In those patients with prenatally diagnosed choledochal cysts that are asymptomatic, opinions differ in management. Some have advocated for repair within the first several months of life to avoid potential complications of cholangitis and hepatopathy. ^(39,47){ }^{39,47} These papers compare infants diagnosed prenatally who underwent surgery within the first 6 months of life to children diagnosed later who underwent surgery at an average age of 4 to 6 years. In one series, children in the older group had greater hepatic fibrosis, as well as a higher incidence of preoperative clinical manifestations of choledochal cysts. However, no long-term follow-up was conducted to provide data on long-term liver function and quality of life in order to compare these two different cohorts. In our center, our general recommendation has been to perform laparoscopic operation for asymptomatic choledochal cysts diagnosed prenatally within the first year of life. 对于那些产前诊断为先天性胆总管囊肿的无症状患者,其治疗方案存在分歧。一些学者主张在生命的前几个月内进行修复,以避免胆管炎和肝病等潜在并发症。这些文献将产前诊断并于生命的前 6 个月内接受手术的婴儿与稍后诊断并在平均年龄为 4 至 6 岁时接受手术的儿童进行了比较。在一项系列研究中,年龄较大组的儿童肝纤维化程度更高,术前发生先天性胆总管囊肿临床表现的发生率也更高。然而,没有进行长期随访以提供关于这两种不同队列的长期肝功能和生活质量的数据。在我们中心,我们的一般建议是在生命的第一年内对产前诊断的无症状先天性胆总管囊肿进行腹腔镜手术。

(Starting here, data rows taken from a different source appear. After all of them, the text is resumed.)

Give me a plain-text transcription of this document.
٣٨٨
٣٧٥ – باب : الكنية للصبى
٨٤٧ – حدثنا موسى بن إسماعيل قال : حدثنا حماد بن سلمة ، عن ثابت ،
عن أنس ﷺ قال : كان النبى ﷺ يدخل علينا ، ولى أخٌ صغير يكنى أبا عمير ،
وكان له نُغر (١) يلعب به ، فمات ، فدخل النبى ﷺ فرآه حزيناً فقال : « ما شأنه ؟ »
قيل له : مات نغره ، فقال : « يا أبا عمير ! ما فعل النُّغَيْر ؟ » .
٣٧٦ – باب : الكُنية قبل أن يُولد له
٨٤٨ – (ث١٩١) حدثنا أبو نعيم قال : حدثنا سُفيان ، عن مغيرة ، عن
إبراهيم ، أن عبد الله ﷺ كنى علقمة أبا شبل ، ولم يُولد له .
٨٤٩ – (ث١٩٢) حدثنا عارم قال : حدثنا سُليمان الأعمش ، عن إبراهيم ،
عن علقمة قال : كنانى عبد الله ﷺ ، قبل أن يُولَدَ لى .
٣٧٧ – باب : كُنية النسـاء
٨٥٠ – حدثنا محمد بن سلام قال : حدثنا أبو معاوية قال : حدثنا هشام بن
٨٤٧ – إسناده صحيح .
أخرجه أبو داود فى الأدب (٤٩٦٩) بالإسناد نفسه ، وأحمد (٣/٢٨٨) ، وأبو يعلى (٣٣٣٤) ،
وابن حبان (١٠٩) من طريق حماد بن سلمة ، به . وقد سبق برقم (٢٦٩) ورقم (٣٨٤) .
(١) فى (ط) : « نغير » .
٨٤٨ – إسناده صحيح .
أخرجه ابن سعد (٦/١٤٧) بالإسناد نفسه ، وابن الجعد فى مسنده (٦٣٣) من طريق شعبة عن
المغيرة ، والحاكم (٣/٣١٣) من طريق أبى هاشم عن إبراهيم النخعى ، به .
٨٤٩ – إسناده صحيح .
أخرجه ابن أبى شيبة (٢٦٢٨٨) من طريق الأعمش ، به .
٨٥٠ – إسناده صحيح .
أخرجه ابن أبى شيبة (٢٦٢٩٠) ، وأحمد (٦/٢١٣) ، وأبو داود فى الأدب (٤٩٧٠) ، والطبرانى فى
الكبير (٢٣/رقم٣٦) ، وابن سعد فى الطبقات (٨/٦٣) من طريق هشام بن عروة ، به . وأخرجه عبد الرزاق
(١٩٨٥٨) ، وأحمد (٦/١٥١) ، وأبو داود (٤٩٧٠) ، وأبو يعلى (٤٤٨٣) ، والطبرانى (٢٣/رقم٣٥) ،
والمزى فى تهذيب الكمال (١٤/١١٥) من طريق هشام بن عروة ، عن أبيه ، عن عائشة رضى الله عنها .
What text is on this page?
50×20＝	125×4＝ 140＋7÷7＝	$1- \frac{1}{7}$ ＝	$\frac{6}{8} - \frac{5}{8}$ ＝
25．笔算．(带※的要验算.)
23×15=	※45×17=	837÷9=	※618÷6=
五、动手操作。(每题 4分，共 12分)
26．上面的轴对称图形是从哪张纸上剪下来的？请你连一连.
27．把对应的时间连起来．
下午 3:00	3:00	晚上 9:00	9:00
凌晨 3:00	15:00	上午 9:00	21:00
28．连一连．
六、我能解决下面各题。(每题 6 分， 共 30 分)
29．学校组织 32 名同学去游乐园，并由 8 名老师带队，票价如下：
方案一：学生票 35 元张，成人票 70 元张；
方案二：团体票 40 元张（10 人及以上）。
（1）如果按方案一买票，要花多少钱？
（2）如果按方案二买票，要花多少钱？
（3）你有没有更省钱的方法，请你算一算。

Clinical Presentation 临床表现
Patients with choledochal cysts can manifest clinical symptoms at any time during their life, with 80%80 \% of patients being symptomatic before the age of 10 years. ^(48){ }^{48} Abdominal pain, jaundice, and a palpable right upper quadrant abdominal mass is the classic triad described for patients with choledochal cyst. The triad is only reported in about 20%20 \% of patients diagnosed. Two of the three symptoms are seen in two thirds of patients at the time of diagnosis. ^(48){ }^{48} Some have applied a classification according to age at presentation. The infantile form occurs before 12 months of age, and these patients tend to present with obstructive jaundice, acholic stools, and hepatomegaly similar to biliary atresia.